The Zuma scandals have opened a rift in the ANC that is there for all to see. Indeed, many expect the anti-Zuma faction will tempt one of the intellectual old guard back into politics. The favourite for such a role is Cyril Ramaphosa, once Mandela's anointed successor, now a successful and very wealthy businessman.

However, even a straight contest between Zuma and Ramaphosa may not divide the country into the camps one might expect. A remark from an acquaintance who is an activist on women's issues illustrates this well: "Who do we want as our president?" she asked, shaking her head. "We don't want a misogynist homophobe, but do we really want a multimillionaire who drives to work in a Porsche?" Once again, hers is a question of who (or what) owns South African identity, philosophy and representation as much as its politics.

Of course, all these issues unfold against the backdrop of international media opinion. South Africans are notably touchy about what is written in the foreign press, understandably so when such opinions are key to the perceptions of potential tourists, investors and so forth. The honeymoon reign of the beatified Mandela is long gone and the image of the Rainbow Nation has been smudged as Western journalists have relished, among other things, mocking Mbeki's stance on the link between HIV and Aids, while refusing to recognise the different constituencies he must address or, bluntly, the realities of governing a country where one in nine of the population carries the virus. One wonders how such journalists might react to a Zuma presidency; presumably with relish.

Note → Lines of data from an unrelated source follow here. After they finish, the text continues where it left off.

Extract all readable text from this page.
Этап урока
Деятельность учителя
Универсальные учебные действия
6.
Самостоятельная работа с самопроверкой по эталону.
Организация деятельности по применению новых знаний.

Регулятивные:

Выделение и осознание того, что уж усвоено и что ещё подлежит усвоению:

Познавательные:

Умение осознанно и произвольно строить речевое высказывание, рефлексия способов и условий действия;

And now the carping gathers pace. For example, the American journalist Jamie Trecker, of Fox Sports, has written that a World Cup in South Africa "may just be too big a gamble", neglecting to mention that the last two recognisably unsuccessful global sporting events (the 1994 World Cup and the Atlanta Olympics in 1996) both took place on US soil. Or what about Rory Carroll's article, titled "How I never quite fell for South Africa", written as he finished his stint as the Guardian's correspondent there? Long after it was published (in August), it still remains a prime topic of conversation with South African friends. No one denies that it's an intelligent and well-written piece, highlighting the twin problems of crime and racial divisions. However, several people have questioned Carroll's motivations to write it - "How I never quite fell for France", after all, would not have had quite the same currency.

Recent history suggests that the coverage of newly "free" nations by the British media, at least, tends to follow an all-too-predictable pattern: enthusiasm is followed by concern then confusion and then contempt. In the coverage of South Africa, I'd propose we are currently somewhere on the cusp between "concern" and "confusion". At this point, we are able to write about South Africa without mention of the crimes Britain perpetrated against that nation. By the time we reach "contempt", I imagine we won't even feel compelled to acknowledge apartheid.

But the fact is that the key question of ownership South Africa is now facing (and the problems therein) was inevitable from the moment the nation began to negotiate its own way out of moral bankruptcy without civil war and mass bloodshed. Historically, the UK gave South Africa Cecil Rhodes and Margaret Thatcher and plenty more in between - so the very least that we can do now is support this difficult ongoing process.

As Mandela wrote, "After climbing a great hill, one only finds that there are many more hills to climb." And if we are concerned that South Africa seems a little confusing sometimes - well, of course it does. After all, it's cloud cuckoo land.